A Genève, il s’agit de Blaise Matthey, Directeur général de la Fédération des entreprises romandes (FER): «Tout d’abord, j’attends une certaine stabilisation des conditions-cadres, pour que ce pays reste attractif et compétitif. Je souhaite un franc moins élevé. Et une très bonne conjoncture. Mais il faut rester modeste dans notre capacité de prédiction et d’influence sur des événements extérieurs.»

De stabilité, il est aussi question dans le canton de Vaud. Pour Jean-Hugues Busslinger, Directeur du département de la Politique générale du Centre Patronal: «Le monde économique a besoin d’une certaine stabilité politique, avec moins d’initiatives ou de scrutins qui suscitent plus d’inquiétudes qu’ils n’apportent de solutions. A cette stabilité politique devrait s’ajouter un regain de dynamisme économique.» La stabilité est encore un maître-mot à Neuchâtel, où Pierre Daniel Senn, représentant de l’Union neuchâteloise des arts et métiers, s’exprime (Jean Widmer ayant décliné pour des raisons de santé): «Nous souhaitons fondamentalement une stabilisation du taux de change du franc face à l’euro. L’abandon du taux -plancher a coûté très cher à notre économie neuchâteloise, orientée sur les exportationx et par contrecoup aux PME.»

En Valais, Jacques-Roland Coudray, de l’Union valaisanne des arts et métiers, souhaite «travailler avec des conditions-cadres favorables. La formation de base et la formation supérieure doivent être renforcées, notamment pour nous permettre de former plus de jeunes pour pallier à une ­absence de main d’œuvre. Car si les contingents sont réintroduits, cela deviendra très difficile. Autre point, la fiscalité: je suis heureux de constater que les signatures pour l’initiative «No Billag» ont été récoltées. Il faut dire stop à tout nouvel impôt et taxes!»

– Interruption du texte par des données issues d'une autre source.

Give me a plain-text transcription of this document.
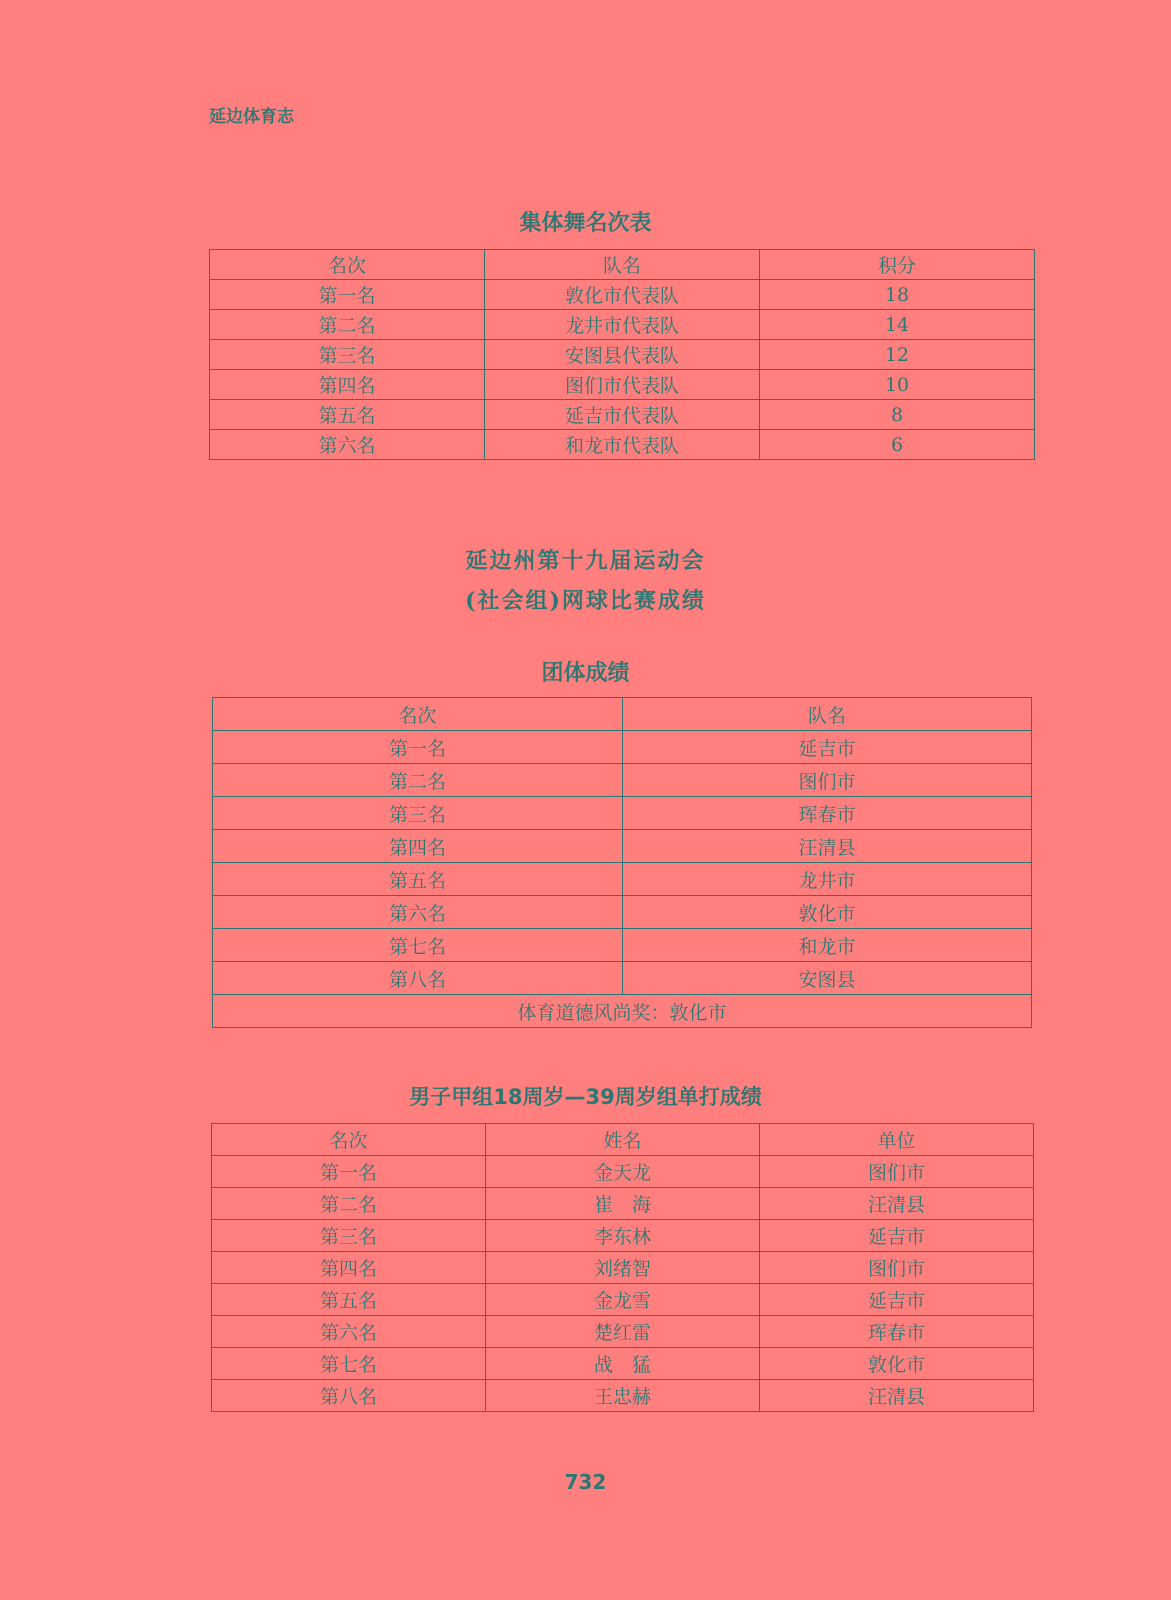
延边体育志
集体舞名次表
名次	队名	积分
第一名	敦化市代表队	18
第二名	龙井市代表队	14
第三名	安图县代表队	12
第四名	图们市代表队	10
第五名	延吉市代表队	8
第六名	和龙市代表队	6
延边州第十九届运动会
(社会组)网球比赛成绩
团体成绩
名次	队名
第一名	延吉市
第二名	图们市
第三名	珲春市
第四名	汪清县
第五名	龙井市
第六名	敦化市
第七名	和龙市
第八名	安图县
体育道德风尚奖：敦化市	
男子甲组18周岁—39周岁组单打成绩
名次	姓名	单位
第一名	金天龙	图们市
第二名	崔　海	汪清县
第三名	李东林	延吉市
第四名	刘绪智	图们市
第五名	金龙雪	延吉市
第六名	楚红雷	珲春市
第七名	战　猛	敦化市
第八名	王忠赫	汪清县
732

Dans le Jura, Patrick Riat, président de la Chambre patronale du canton du Jura aimerait «des concertations plus étendues entre les associations patronales, afin de regagner la confiance face à la population et la stabilité de nos institutions politiques. Nous avons une tendance à réinventer la roue à chaque votation, ce qui génère une insécurité politique. Nos politiques ont tendance à vouloir tout étatiser au niveau fédéral et cantonal».

A Fribourg, Jacques Morand, président de la Chambre patronale du canton de Fribourg et membre du CA de l’Union patronale fribourgeoise, met l’accent sur un autre thème: «Le phénomène de l’immigration m’inquiète, sachant que l’on ne saurait intégrer tout le monde et qu’il faudra aussi financer les logements et les infrastructures nécessaires.

(2) Le zoom dans les régions

C’est la question suivante: quel est à vos yeux le thème le plus important dans votre canton? Pour Jacques Morant, les bouchons prédominent à Fribourg: «Pour la région de Bulle, le problème de circulation est névralgique en raison de l’évolution démographique toujours aussi galopante que nous connaissons ici. Nous venons à peine d’inaugurer le contournement de Bulle et nous sommes ­déjà engorgés aux heures de pointe!»

La politique des transports hante également le Jura. Patrick Riat relève que «notre canton respire correctement, mais sans plus. L’autoroute A16 est ouverte, la liaison TGV nous place à 2h15 de Paris depuis Porrentruy (Meroux). Mais nous avons du mal à décoller, le développement économique et la croissance démographique font encore défaut.»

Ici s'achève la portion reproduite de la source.